Don’t Think You Need A Digital Asset Estate Plan? Think Again!
The nature of property ownership has, like so much else, been revolutionized in the age of the internet. For less than 50 years, people have owned assets that exist only on a computer server. Some individuals have realized tremendous profits from these types of assets, which has only been made possible by such technological innovations. Recently, for example, a player of the video game Second Life flipped a piece of the game’s virtual real estate for a cool six-figure profit.
The law moves slowly. Before our legal system can deliver justice to the digital world with the same efficiency as it does in more well-established areas, there will inevitably be stories that illustrate the fact that the law lags behind societal changes.
One such story is that of Peggy Bush, a widow who wanted to play a card game on her late husband’s iPad. She could unlock the iPad but didn’t know that her husband had a second password for his Apple ID, which was needed to access his app purchases.

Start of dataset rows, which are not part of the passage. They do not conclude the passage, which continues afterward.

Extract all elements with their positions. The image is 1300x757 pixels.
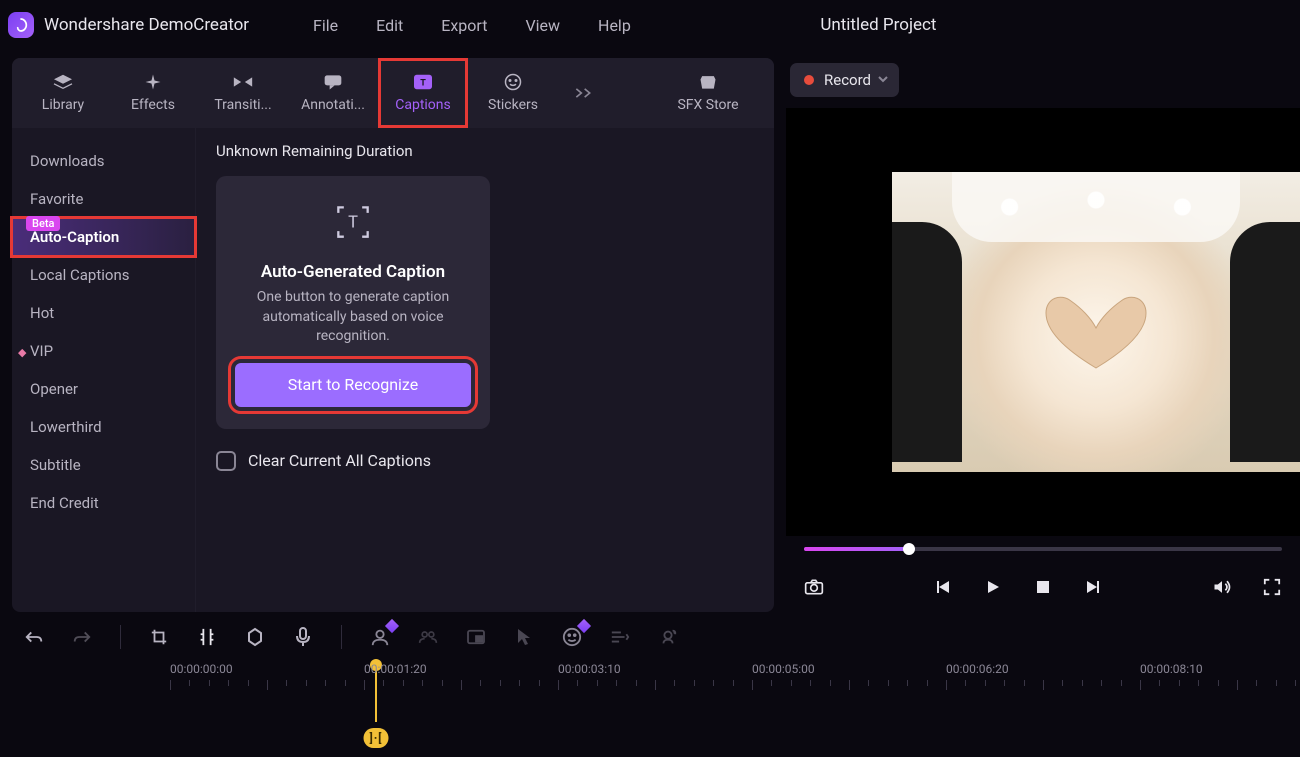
preview-pane: Record — [786, 58, 1300, 612]
menu-edit[interactable]: Edit — [376, 16, 403, 35]
card-title: Auto-Generated Caption — [261, 262, 445, 282]
tab-annotations[interactable]: Annotati... — [288, 58, 378, 128]
card-description: One button to generate caption automatic… — [234, 288, 472, 347]
crop-button[interactable] — [149, 627, 169, 647]
auto-caption-icon: T — [331, 200, 375, 244]
fullscreen-button[interactable] — [1262, 577, 1282, 597]
captions-sidebar: Downloads Favorite Beta Auto-Caption Loc… — [12, 128, 196, 612]
preview-controls — [786, 562, 1300, 612]
next-frame-button[interactable] — [1083, 577, 1103, 597]
sidebar-item-local-captions[interactable]: Local Captions — [12, 256, 195, 294]
bowtie-icon — [232, 73, 254, 91]
video-preview[interactable] — [786, 108, 1300, 536]
stop-button[interactable] — [1033, 577, 1053, 597]
split-button[interactable] — [197, 627, 217, 647]
ruler-timestamp: 00:00:08:10 — [1140, 662, 1203, 676]
ruler-timestamp: 00:00:05:00 — [752, 662, 815, 676]
sidebar-item-opener[interactable]: Opener — [12, 370, 195, 408]
app-logo-wrap: Wondershare DemoCreator — [8, 12, 249, 38]
tab-strip: Library Effects Transiti... Annotati... … — [12, 58, 774, 128]
ruler-timestamp: 00:00:01:20 — [364, 662, 427, 676]
sparkle-icon — [142, 73, 164, 91]
smiley-icon — [502, 73, 524, 91]
redo-button[interactable] — [72, 627, 92, 647]
group-button[interactable] — [418, 627, 438, 647]
titlebar: Wondershare DemoCreator File Edit Export… — [0, 0, 1300, 50]
sidebar-item-favorite[interactable]: Favorite — [12, 180, 195, 218]
vip-icon: ◆ — [18, 346, 28, 356]
svg-text:T: T — [348, 214, 358, 233]
beta-badge: Beta — [26, 216, 60, 231]
denoise-button[interactable] — [658, 627, 678, 647]
caption-panel: Unknown Remaining Duration T Auto-Genera… — [196, 128, 774, 612]
ruler-timestamp: 00:00:03:10 — [558, 662, 621, 676]
ruler-timestamp: 00:00:00:00 — [170, 662, 233, 676]
tab-captions[interactable]: T Captions — [378, 58, 468, 128]
face-effect-button[interactable] — [562, 627, 582, 647]
timeline-ruler[interactable]: ]∙[ 00:00:00:0000:00:01:2000:00:03:1000:… — [150, 662, 1300, 692]
chat-icon — [322, 73, 344, 91]
layers-icon — [52, 73, 74, 91]
speed-button[interactable] — [610, 627, 630, 647]
caption-icon: T — [412, 73, 434, 91]
tab-sfx-store[interactable]: SFX Store — [648, 58, 768, 128]
undo-button[interactable] — [24, 627, 44, 647]
project-title: Untitled Project — [465, 15, 1292, 35]
playhead-handle-icon[interactable]: ]∙[ — [364, 728, 389, 748]
timeline-toolbar — [0, 612, 1300, 662]
record-dot-icon — [804, 75, 814, 85]
timeline: ]∙[ 00:00:00:00 00:00:01:20 00:00:03:10 00:… — [0, 612, 1300, 757]
sidebar-item-hot[interactable]: Hot — [12, 294, 195, 332]
sidebar-item-auto-caption[interactable]: Beta Auto-Caption — [12, 218, 195, 256]
clear-captions-checkbox[interactable] — [216, 451, 236, 471]
progress-fill — [804, 547, 909, 551]
clear-captions-label: Clear Current All Captions — [248, 451, 431, 470]
app-logo-icon — [8, 12, 34, 38]
start-recognize-button[interactable]: Start to Recognize — [235, 363, 471, 407]
volume-button[interactable] — [1212, 577, 1232, 597]
ai-portrait-button[interactable] — [370, 627, 390, 647]
tab-effects[interactable]: Effects — [108, 58, 198, 128]
sidebar-item-end-credit[interactable]: End Credit — [12, 484, 195, 522]
play-button[interactable] — [983, 577, 1003, 597]
ruler-timestamp: 00:00:06:20 — [946, 662, 1009, 676]
marker-button[interactable] — [245, 627, 265, 647]
preview-frame — [892, 172, 1300, 472]
tab-stickers[interactable]: Stickers — [468, 58, 558, 128]
tab-transitions[interactable]: Transiti... — [198, 58, 288, 128]
voiceover-button[interactable] — [293, 627, 313, 647]
store-icon — [697, 73, 719, 91]
tabs-more-button[interactable] — [558, 86, 608, 100]
snapshot-button[interactable] — [804, 577, 824, 597]
cursor-button[interactable] — [514, 627, 534, 647]
auto-caption-card: T Auto-Generated Caption One button to g… — [216, 176, 490, 429]
caption-status: Unknown Remaining Duration — [216, 142, 754, 160]
preview-progress[interactable] — [786, 536, 1300, 562]
progress-thumb[interactable] — [903, 543, 915, 555]
sidebar-item-downloads[interactable]: Downloads — [12, 142, 195, 180]
tab-library[interactable]: Library — [18, 58, 108, 128]
svg-text:T: T — [420, 79, 426, 89]
sidebar-item-subtitle[interactable]: Subtitle — [12, 446, 195, 484]
library-pane: Library Effects Transiti... Annotati... … — [12, 58, 774, 612]
app-name: Wondershare DemoCreator — [44, 15, 249, 35]
sidebar-item-vip[interactable]: ◆ VIP — [12, 332, 195, 370]
pip-button[interactable] — [466, 627, 486, 647]
prev-frame-button[interactable] — [933, 577, 953, 597]
record-button[interactable]: Record — [790, 63, 899, 97]
sidebar-item-lowerthird[interactable]: Lowerthird — [12, 408, 195, 446]
clear-captions-row[interactable]: Clear Current All Captions — [216, 451, 754, 471]
menu-file[interactable]: File — [313, 16, 338, 35]
chevron-down-icon — [877, 71, 889, 89]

Peggy called Apple expecting to resolve the issue quickly, only to be told that she would need to come back with a court order before Apple would reset the password for the account. Peggy was especially irritated because she had been able to transfer the title of the house and the car using only a death certificate and her husband’s will. However, she could not access her husband’s apps…
In addition to the practical uses of family member’s old accounts, social media presence, and other internet profiles, these Digital Assets hold great sentimental value to the family and friends of the recently deceased. In 2013, Eric Rash, the son of Ricky and Diane Rash, committed suicide. Searching for answers and seeking to preserve the memory of their son, the parents sought access to his Facebook account. Facebook denied their request.
This rejection sent Ricky and Diane Rash on a quest to change the legislation surrounding parental access to social media accounts. Their campaign was successful, and Virginia signed into law an act allowing for parents to generally have access to their children’s Digital Assets. Virginia is only one state, and in the majority jurisdictions, parents are not guaranteed access to their children’s online accounts.
Like the Bushes and the Rashes, the parents of Justin Ellsworth, a marine killed in action, tried to access their son’s Yahoo email account after his death. Only after a costly and time-consuming legal process, did the courts order that Yahoo must grant access to Justin Ellsworth’s parents.
All of these cases underscore the uncertainty that surrounds the access to a decedent’s Digital Assets. Legislation such as the Revised Uniform Fiduciary Access to Digital Access Act (“RUFADAA”), which was adopted in Colorado in June of 2016, attempts to pull the legal system into modernity, but confusion and costly legal proceedings are still the norm for families trying to gain access to their family member’s Digital Assets after their death.
In order to avoid the chaos of accessing a deceased’s Digital Assets, with the assistance of a licensed attorney, you can plan ahead with a comprehensive digital estate plan that makes your wishes clear. Whether you want your family to be able to access your online accounts or not, your decision regarding your own property should be yours. Without a plan, that decision is likely to be made in the hands of a court.